- Country: United Kingdom
- Language: English

Publication
- Publisher: Hodder & Stoughton

= Old Love (story) =

1980 short story by Jeffrey Archer

"Old Love" is a short story written by English author Jeffrey Archer. Published in 1980 in Archer's A Quiver Full of Arrows by Hodder & Stoughton, it is the tale of two undergraduates at Oxford in the 1930s and their bitter rivalry that ends in a tragic love story.

In 1985, Richard Bennett directed a TV movie titled Love Song, based on the story; two years later he directed a play of the same name and also based on the story.

==Plot==

The story follows two students, William Thatcher and Philippa Jameson, of English literature from Oxford in the 1930s. They both fell in enmity with each other in their first sight. The mutual hatred began a fierce sense of competition between them which enabled them to outshine their contemporaries, but to remain neck-to-neck with each other. The mutual loathing gave way to the epithet "that silly woman" to Phillippa and "that arrogant man" to William. They equally loved each other but never showed up at all.
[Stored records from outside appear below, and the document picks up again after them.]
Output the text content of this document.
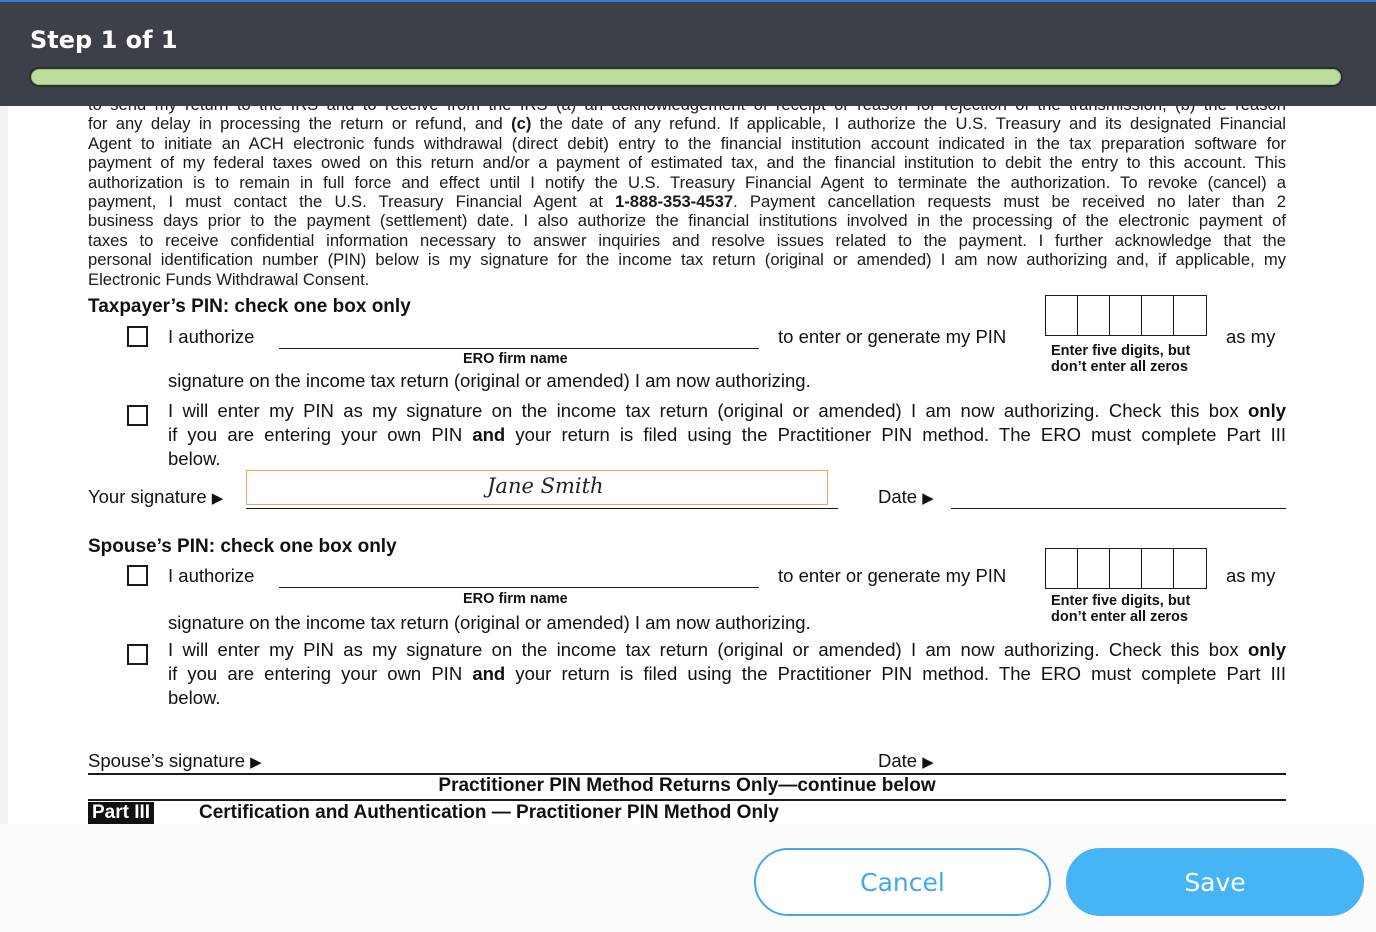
Step 1 of 1
for any delay in processing the return or refund, and (c) the date of any refund. If applicable, I authorize the U.S. Treasury and its designated Financial
Agent to initiate an ACH electronic funds withdrawal (direct debit) entry to the financial institution account indicated in the tax preparation software for
payment of my federal taxes owed on this return and/or a payment of estimated tax, and the financial institution to debit the entry to this account. This
authorization is to remain in full force and effect until I notify the U.S. Treasury Financial Agent to terminate the authorization. To revoke (cancel) a
payment, I must contact the U.S. Treasury Financial Agent at 1-888-353-4537. Payment cancellation requests must be received no later than 2
business days prior to the payment (settlement) date. I also authorize the financial institutions involved in the processing of the electronic payment of
taxes to receive confidential information necessary to answer inquiries and resolve issues related to the payment. I further acknowledge that the
personal identification number (PIN) below is my signature for the income tax return (original or amended) I am now authorizing and, if applicable, my
Electronic Funds Withdrawal Consent.
Taxpayer’s PIN: check one box only
I authorize
ERO firm name
to enter or generate my PIN
Enter five digits, but
don’t enter all zeros
as my
signature on the income tax return (original or amended) I am now authorizing.
I will enter my PIN as my signature on the income tax return (original or amended) I am now authorizing. Check this box only
if you are entering your own PIN and your return is filed using the Practitioner PIN method. The ERO must complete Part III
below.
Your signature ▶
Jane Smith	Date ▶
Spouse’s PIN: check one box only
I authorize
ERO firm name
to enter or generate my PIN
Enter five digits, but
don’t enter all zeros
as my
signature on the income tax return (original or amended) I am now authorizing.
I will enter my PIN as my signature on the income tax return (original or amended) I am now authorizing. Check this box only
if you are entering your own PIN and your return is filed using the Practitioner PIN method. The ERO must complete Part III
below.
Spouse’s signature ▶	Date ▶
Practitioner PIN Method Returns Only—continue below
Part III	Certification and Authentication — Practitioner PIN Method Only
Cancel	Save
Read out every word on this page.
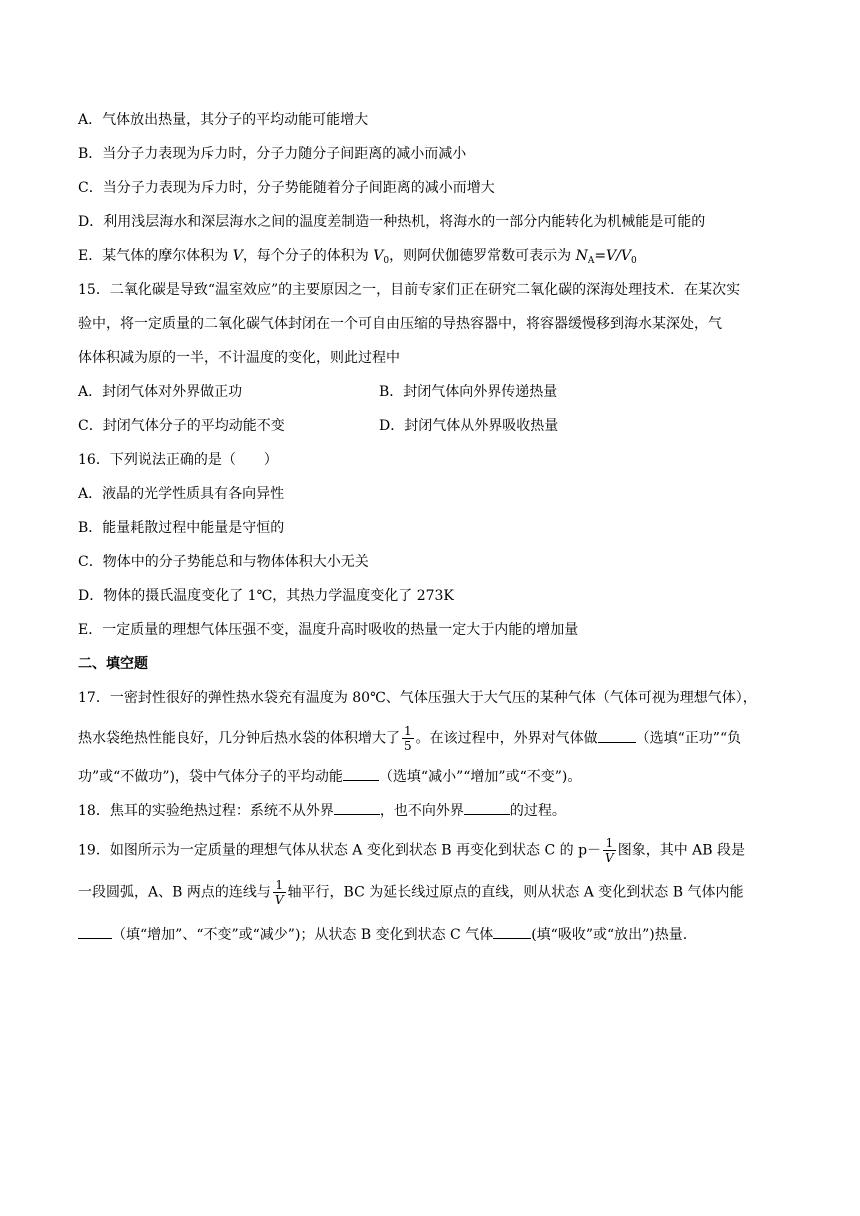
A．气体放出热量，其分子的平均动能可能增大
B．当分子力表现为斥力时，分子力随分子间距离的减小而减小
C．当分子力表现为斥力时，分子势能随着分子间距离的减小而增大
D．利用浅层海水和深层海水之间的温度差制造一种热机，将海水的一部分内能转化为机械能是可能的
E．某气体的摩尔体积为 V，每个分子的体积为 $V_0$，则阿伏伽德罗常数可表示为 $N_A=V/V_0$
15．二氧化碳是导致“温室效应”的主要原因之一，目前专家们正在研究二氧化碳的深海处理技术．在某次实
验中，将一定质量的二氧化碳气体封闭在一个可自由压缩的导热容器中，将容器缓慢移到海水某深处，气
体体积减为原的一半，不计温度的变化，则此过程中
A．封闭气体对外界做正功	B．封闭气体向外界传递热量
C．封闭气体分子的平均动能不变	D．封闭气体从外界吸收热量
16．下列说法正确的是（　　）
A．液晶的光学性质具有各向异性
B．能量耗散过程中能量是守恒的
C．物体中的分子势能总和与物体体积大小无关
D．物体的摄氏温度变化了 1℃，其热力学温度变化了 273K
E．一定质量的理想气体压强不变，温度升高时吸收的热量一定大于内能的增加量
二、填空题
17．一密封性很好的弹性热水袋充有温度为 80℃、气体压强大于大气压的某种气体（气体可视为理想气体），
热水袋绝热性能良好，几分钟后热水袋的体积增大了 $\frac{1}{5}$ 。在该过程中，外界对气体做	（选填“正功”“负
功”或“不做功”)，袋中气体分子的平均动能	（选填“减小”“增加”或“不变”)。
18．焦耳的实验绝热过程：系统不从外界	，也不向外界	的过程。
19．如图所示为一定质量的理想气体从状态 A 变化到状态 B 再变化到状态 C 的 $p- \frac{1}{V}$ 图象，其中 AB 段是
一段圆弧，A、B 两点的连线与 $\frac{1}{V}$ 轴平行，BC 为延长线过原点的直线，则从状态 A 变化到状态 B 气体内能
（填“增加”、“不变”或“减少”)；从状态 B 变化到状态 C 气体	(填“吸收”或“放出”)热量.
They always used to fight against a topic. both excelled as toppers in their final degree exam: The Charles Oldham essay on Shakespeare competition and they both won it.

In between, Philippa's father's death brought them closer and they fell in love. After the marriage, legend has it that they were never apart for more than a few hours. They had their honeymoon in Athens which ended up in a heated argument over the relative significance of Doric and Ionic architecture.

They were both equally talented in their fields of interests and when Phillippa was made a Dame, William was also Knighted.

Philippa's most irritating habit, to William, was her determination each morning to complete "The Times" crossword before he arrived at the breakfast table. One fine morning in June before their retirement, William, studying the clue, filled in the eight boxes left incomplete by Philippa. Philippa instantly retorted that there was no such word. To her delight, the word whymwham could not be found in the shorter Oxford Dictionary. William assured her that the word could be found in OED on his desk, which is made for scholars like him, and left for college.

Having closed the front door, as she entered the kitchen, Philippa suddenly suffered a heart attack. Heart attacks in women were less common compared to men. She called out to William in vain. The news of her death was conveyed and the story ends with Sir William's suicide note (he shot himself with his pistol): "Forgive me, but I had to let her know". There was the volume of the work of John Skelton held open in one of his hand with the word Whym Wham underlined neatly, his fingers stiff and cold around it.

And as "the legend has it, they were never apart for more than a few hours" even in their deaths.

==Reception==
On May 10, 1987, Love Song, a two-part Masterpiece Theater presentation, was produced based on the story, Michael Kitchen as William and Diana Hardcastle as Phillippa. The play was produced by Richard Bennett

In 2008, Indian filmmaker Subhash Ghai called this short story "his all-time favourite love story" and "a beautiful book for any die-hard romantic."

On May 2, 2015, Kansas based The Big Bang Theater performed Marathi adaption of Old Love called Priya Ulka: Fakta Tujhyasathi at Regnier Hall Auditorium at KU Edwards Campus. The Marathi adaption of the story is written by Dr. Priyadarshan Manohar. The play was directed by Dr. Udayan Apte.

==In education==
In 2013, the short story was prescribed by Indian School Certificate (ISC) as a possible addition in the English syllabus for ISC examination of classes, eleven and twelve. Later the story was confirmed to be used for enlightening students appearing in ISC examinations of 2015 onwards.